Identification of Novel Kinase Targets for the Treatment of Estrogen Receptor-Negative Breast Cancer

Abstract

Purpose—Previous gene expression profiling studies of breast cancer have focused on the entire genome to identify genes differentially expressed between estrogen receptor alpha (ER)-positive and ER-alpha-negative cancers. Experimental Design—Here we used gene expression microarray profiling to identify a distinct kinase gene expression profile that identifies ER-negative breast tumors and subsets ER-negative breast tumors into 4 distinct subtypes. Results—Based upon the types of kinases expressed in these clusters, we identify a cell cycle regulatory subset, a S6 kinase pathway cluster, an immunomodulatory kinase expressing cluster, and a MAPK pathway cluster.
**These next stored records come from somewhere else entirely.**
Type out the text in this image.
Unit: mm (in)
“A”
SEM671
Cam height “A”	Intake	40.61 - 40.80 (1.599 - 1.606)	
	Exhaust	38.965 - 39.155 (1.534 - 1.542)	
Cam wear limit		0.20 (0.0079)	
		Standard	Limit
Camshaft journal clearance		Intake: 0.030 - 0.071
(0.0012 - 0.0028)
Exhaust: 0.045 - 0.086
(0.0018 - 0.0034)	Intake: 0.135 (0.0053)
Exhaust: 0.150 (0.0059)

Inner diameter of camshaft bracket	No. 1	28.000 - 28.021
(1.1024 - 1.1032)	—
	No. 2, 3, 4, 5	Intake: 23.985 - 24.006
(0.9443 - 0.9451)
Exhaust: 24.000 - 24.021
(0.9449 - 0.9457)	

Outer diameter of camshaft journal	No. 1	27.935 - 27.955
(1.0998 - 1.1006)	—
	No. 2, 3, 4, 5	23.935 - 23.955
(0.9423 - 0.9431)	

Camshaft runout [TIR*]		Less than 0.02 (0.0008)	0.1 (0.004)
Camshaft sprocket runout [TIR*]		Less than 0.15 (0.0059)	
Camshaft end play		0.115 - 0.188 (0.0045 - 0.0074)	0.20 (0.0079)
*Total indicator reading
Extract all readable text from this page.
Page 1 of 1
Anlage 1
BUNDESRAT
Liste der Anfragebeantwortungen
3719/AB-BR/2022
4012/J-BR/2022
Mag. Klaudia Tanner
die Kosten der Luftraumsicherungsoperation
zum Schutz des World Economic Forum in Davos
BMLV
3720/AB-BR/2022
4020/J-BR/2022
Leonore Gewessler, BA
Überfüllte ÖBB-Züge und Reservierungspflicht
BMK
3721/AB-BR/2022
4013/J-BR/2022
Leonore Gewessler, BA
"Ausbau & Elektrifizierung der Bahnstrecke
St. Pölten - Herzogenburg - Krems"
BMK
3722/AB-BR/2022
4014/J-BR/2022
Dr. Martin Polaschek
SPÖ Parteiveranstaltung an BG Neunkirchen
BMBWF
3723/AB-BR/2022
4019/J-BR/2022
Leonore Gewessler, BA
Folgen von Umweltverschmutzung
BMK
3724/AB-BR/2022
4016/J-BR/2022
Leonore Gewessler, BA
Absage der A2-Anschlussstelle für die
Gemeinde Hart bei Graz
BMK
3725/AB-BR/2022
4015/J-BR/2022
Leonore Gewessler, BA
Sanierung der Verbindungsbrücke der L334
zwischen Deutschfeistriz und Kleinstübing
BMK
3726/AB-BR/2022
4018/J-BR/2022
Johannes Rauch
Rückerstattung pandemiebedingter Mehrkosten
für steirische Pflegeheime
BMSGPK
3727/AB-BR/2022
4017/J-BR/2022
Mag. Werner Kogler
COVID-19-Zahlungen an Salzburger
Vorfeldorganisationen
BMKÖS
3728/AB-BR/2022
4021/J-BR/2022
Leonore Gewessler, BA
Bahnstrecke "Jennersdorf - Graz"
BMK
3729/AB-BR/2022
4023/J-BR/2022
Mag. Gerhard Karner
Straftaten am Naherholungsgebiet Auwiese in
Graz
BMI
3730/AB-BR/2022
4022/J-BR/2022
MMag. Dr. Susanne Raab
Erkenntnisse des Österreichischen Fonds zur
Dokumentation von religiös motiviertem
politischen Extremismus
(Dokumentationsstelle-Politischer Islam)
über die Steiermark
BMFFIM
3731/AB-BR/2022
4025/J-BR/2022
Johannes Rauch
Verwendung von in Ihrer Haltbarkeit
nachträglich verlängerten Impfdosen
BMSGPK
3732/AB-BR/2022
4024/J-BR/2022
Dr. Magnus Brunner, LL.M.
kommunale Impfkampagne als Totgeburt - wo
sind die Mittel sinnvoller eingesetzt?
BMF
Furthermore, we show that this specific kinase profile is validated using independent sets of human tumors, and is also seen in a panel of breast cancer cell lines. Kinase expression knockdown studies show that many of these kinases are essential for the growth of ERnegative, but not ER-positive, breast cancer cell lines. Finally, survival analysis of patients with breast cancer shows that the S6 kinase pathway signature subtype of ER-negative cancers confers an extremely poor prognosis, while patients whose tumors express high levels of immunomodulatory kinases have a significantly better prognosis. Conclusions—This study identifies a list of kinases that are prognostic and may serve as druggable targets for the treatment of ER-negative breast cancer.